By Chris Rumbles
Labour’s claim that the party’s Devolution Commission proposals will allow the Scottish Parliament to raise 40 per cent of its expenditure have been challenged by an economic think tank.
Edinburgh-based Reform Scotland, a right-leaning, free market public policy institute, used the recommendations for greater devolution in the commission’s final report and applied them to the latest (2012/2013) Government Expenditure and Revenue Scotland (GERS) figures.
Reform Scotland said its analysis highlighted how under Labour’s plans the Scottish Parliament would only raise 26.18 per cent of what it spends which, it said, was an increase of less than five per cent on what will result from the Scotland Act 2012.
Entitled ‘Powers for a purpose’, the report from Labour’s Devolution Commission states that the 40 per cent would be raised by the extra £2 billion it says an additional 5p in income tax would generate.
The analysis conducted by Reform Scotland also included the commission’s suggestions that the funding of Housing Benefit (£1.7bn) and Attendance Allowance (£480m) be devolved also.
Chairman of Reform Scotland and member of the Devo Plus group, Ben Thomson, said:
“Labour’s proposals increase the Scottish Parliament’s tax-raising powers by less than 5%, and represent only 26% of Scottish Government expenditure, which falls well short of the 40% they are claiming.
“The report is clearly motivated more by short-term referendum politics than a real desire for significant further devolution.”
Among some of the other recommendations of the commission are making the Scottish Parliament legally ‘indissoluble’ by its inclusion in the UK constitution, enabling the Scottish Parliament to have full administrative control over its own electoral system and retaining the Barnett formula as the funding mechanism for Scotland’s public services.
Deputy First Minister Nicola Sturgeon said Labour had an ‘obligation’ to now present the detailed workings to support the commission’s recommendations.
She said: “It is becoming clearer by the hour that this incompetent report falls far short of the powers Scotland needs. It adds to Labour’s embarrassment that this new independent analysis shows that the party leadership got their sums wrong.

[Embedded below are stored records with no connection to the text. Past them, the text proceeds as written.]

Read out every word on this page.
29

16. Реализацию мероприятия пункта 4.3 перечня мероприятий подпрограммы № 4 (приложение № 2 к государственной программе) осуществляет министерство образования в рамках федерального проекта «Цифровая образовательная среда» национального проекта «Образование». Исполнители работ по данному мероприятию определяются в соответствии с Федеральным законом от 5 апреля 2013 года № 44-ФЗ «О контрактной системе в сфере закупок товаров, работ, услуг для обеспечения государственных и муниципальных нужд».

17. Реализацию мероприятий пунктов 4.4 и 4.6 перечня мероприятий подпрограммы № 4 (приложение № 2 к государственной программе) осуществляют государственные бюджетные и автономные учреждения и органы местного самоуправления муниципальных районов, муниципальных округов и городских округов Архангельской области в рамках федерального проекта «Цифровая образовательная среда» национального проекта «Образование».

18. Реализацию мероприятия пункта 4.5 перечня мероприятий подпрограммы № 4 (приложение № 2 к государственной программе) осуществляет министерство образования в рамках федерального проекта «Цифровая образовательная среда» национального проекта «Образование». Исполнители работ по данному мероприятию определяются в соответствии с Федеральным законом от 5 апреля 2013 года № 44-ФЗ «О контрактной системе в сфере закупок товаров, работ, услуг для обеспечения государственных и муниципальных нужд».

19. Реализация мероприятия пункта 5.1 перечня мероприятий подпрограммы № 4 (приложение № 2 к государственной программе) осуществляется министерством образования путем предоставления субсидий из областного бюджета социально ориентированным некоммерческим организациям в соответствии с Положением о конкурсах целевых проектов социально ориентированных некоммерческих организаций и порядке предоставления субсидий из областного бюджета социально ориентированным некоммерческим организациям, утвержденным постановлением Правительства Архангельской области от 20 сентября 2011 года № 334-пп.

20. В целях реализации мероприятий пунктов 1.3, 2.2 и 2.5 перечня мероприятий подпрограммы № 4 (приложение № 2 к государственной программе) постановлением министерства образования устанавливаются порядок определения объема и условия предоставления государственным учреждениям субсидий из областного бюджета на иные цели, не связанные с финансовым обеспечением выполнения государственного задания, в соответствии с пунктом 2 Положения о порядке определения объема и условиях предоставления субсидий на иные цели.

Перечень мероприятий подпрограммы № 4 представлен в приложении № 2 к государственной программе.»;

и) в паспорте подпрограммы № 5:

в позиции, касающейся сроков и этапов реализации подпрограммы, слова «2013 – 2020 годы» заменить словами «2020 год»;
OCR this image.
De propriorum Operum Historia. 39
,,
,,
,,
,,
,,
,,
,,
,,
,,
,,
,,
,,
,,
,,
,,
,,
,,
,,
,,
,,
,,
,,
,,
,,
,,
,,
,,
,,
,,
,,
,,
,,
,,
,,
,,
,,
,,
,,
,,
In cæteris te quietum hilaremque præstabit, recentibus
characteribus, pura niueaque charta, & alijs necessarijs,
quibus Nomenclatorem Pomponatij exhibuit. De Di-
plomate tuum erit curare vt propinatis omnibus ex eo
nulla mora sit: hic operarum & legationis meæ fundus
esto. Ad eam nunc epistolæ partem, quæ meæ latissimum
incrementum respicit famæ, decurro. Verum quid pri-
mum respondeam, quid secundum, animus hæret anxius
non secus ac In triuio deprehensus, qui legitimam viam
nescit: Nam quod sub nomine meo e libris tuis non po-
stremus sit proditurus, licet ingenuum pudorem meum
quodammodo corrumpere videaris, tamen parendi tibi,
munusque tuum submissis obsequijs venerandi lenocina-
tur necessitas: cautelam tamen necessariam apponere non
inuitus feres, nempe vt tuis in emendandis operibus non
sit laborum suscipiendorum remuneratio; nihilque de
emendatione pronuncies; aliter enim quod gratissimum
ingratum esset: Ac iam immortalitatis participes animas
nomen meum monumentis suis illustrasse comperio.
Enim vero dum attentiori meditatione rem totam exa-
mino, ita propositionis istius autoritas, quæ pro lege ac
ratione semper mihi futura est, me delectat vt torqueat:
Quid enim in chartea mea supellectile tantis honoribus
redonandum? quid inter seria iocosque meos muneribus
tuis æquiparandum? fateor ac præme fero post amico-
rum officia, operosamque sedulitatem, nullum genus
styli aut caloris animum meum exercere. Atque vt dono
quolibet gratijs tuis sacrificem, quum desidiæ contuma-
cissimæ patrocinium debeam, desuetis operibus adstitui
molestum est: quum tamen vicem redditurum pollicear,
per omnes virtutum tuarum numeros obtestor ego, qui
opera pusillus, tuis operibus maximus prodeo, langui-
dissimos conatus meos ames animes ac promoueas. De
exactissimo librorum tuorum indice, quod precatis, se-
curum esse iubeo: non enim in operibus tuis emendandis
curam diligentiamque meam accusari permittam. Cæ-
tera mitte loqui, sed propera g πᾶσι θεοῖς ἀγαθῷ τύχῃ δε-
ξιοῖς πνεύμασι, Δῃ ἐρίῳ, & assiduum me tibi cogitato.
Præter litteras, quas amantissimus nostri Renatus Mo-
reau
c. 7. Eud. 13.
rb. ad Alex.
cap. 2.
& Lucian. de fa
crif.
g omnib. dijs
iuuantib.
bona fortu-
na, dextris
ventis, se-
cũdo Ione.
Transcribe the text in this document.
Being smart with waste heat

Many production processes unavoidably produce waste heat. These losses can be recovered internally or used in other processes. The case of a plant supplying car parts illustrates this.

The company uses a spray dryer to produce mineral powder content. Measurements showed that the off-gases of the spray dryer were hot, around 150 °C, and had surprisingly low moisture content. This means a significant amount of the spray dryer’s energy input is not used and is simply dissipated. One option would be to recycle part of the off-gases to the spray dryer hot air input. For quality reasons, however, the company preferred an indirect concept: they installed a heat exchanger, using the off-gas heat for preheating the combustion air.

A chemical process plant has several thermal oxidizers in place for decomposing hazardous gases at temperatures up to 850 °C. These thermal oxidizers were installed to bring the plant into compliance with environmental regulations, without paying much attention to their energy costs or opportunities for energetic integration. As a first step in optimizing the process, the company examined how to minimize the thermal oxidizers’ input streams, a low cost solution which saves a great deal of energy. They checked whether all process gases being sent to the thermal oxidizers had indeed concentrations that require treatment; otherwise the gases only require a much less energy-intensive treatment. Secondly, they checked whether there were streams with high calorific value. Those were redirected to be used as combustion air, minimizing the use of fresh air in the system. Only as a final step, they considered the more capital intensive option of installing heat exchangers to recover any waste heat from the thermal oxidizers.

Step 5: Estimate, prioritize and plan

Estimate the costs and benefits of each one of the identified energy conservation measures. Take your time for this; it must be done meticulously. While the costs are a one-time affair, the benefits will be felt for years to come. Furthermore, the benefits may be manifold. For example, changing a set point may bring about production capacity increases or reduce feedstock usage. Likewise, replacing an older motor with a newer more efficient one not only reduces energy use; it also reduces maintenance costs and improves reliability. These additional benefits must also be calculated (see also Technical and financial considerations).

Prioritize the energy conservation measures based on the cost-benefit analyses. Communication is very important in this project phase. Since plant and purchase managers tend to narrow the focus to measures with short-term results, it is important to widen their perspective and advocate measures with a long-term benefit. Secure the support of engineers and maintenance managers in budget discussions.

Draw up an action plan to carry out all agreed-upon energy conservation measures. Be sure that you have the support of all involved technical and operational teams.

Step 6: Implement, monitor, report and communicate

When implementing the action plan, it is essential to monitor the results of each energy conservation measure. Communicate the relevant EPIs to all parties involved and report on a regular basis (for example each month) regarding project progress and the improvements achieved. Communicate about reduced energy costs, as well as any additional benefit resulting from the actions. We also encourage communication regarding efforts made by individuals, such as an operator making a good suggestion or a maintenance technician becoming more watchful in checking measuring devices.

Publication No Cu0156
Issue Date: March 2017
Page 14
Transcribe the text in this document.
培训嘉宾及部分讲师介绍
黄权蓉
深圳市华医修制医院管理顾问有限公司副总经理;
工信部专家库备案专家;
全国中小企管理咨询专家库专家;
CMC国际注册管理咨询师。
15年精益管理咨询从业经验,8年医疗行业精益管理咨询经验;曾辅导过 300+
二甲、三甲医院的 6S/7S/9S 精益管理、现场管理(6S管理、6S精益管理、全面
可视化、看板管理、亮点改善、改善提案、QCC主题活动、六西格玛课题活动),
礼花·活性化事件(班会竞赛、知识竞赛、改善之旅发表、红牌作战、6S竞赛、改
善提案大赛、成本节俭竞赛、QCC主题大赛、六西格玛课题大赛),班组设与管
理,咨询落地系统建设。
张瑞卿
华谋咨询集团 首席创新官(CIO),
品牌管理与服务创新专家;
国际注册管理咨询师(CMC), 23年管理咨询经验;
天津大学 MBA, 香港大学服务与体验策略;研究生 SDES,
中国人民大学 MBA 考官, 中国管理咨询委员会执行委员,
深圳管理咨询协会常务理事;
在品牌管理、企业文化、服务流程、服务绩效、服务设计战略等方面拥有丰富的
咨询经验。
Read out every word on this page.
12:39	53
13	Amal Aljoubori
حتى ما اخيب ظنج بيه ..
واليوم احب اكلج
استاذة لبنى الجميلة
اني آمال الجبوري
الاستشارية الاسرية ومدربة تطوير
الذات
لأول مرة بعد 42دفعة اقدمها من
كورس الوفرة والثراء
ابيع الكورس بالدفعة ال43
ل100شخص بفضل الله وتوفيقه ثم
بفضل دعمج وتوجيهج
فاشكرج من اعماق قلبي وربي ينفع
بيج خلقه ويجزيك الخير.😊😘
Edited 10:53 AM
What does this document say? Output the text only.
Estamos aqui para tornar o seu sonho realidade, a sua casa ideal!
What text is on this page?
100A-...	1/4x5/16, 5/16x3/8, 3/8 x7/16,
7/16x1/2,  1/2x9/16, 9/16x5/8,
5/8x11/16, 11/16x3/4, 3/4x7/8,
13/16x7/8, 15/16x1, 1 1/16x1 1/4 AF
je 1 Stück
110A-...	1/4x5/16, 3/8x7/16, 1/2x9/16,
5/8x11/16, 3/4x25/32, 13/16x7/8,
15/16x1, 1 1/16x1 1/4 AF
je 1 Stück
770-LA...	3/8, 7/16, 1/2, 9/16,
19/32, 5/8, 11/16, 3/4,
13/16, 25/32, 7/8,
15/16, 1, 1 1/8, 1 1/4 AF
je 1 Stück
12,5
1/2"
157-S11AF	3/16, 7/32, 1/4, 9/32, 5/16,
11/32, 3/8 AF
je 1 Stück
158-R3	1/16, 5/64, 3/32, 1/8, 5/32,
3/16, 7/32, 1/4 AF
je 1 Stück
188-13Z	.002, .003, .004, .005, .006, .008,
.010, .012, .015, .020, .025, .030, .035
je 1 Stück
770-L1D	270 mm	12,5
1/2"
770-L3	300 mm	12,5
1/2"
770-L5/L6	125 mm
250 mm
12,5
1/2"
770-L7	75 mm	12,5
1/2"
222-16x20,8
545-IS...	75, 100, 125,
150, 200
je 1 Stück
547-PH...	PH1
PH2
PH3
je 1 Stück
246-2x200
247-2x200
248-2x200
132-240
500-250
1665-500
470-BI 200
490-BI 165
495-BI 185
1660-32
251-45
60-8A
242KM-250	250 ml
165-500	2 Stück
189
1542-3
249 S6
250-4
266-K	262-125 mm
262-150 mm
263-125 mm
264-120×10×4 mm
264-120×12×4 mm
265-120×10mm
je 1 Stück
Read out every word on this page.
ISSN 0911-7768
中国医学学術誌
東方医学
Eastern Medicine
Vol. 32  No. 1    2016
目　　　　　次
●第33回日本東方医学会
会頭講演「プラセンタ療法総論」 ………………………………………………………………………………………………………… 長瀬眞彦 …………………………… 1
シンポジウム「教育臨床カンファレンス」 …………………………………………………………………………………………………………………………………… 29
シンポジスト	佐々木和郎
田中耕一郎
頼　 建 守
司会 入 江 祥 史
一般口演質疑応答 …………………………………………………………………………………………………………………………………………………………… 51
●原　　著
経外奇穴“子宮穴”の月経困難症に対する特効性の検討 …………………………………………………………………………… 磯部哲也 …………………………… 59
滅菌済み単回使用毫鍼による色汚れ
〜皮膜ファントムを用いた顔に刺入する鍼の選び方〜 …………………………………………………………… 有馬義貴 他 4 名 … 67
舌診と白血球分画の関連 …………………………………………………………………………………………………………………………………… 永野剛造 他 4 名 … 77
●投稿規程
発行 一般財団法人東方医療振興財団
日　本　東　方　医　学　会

“Reform Scotland confirms that Labour’s watered down proposals would see 80 per cent of Scotland’s tax revenues remaining in Westminster’s hands. It would also see 85 per cent of our welfare budget controlled by Westminster. With UK cuts threatening to push up to 100,000 more children into poverty by 2020, we can’t take the risk of leaving these powers at Westminster.”
In a blog post on futureukandscotland.ac.uk, politics professor at Strathclyde University John Curtice wrote that Labour’s prospectus was by no means one that saw Holyrood assuming primary responsibility over welfare and tax.
Analysing the report he wrote: “On the face of it Labour’s proposals for more devolution would appear to fall well short of what might be required to convince voters that a No vote would be followed by the kind of enhanced devolution that a majority of people in Scotland would apparently like to see.”
YouGov surveys for The Times carried out in September 2013 asked people who they thought should have power over ‘taxation’ and ‘welfare and benefits’. 53 per cent of respondents said taxation should be under Scottish and not UK government control while 56 per cent said the same should apply to welfare and benefits.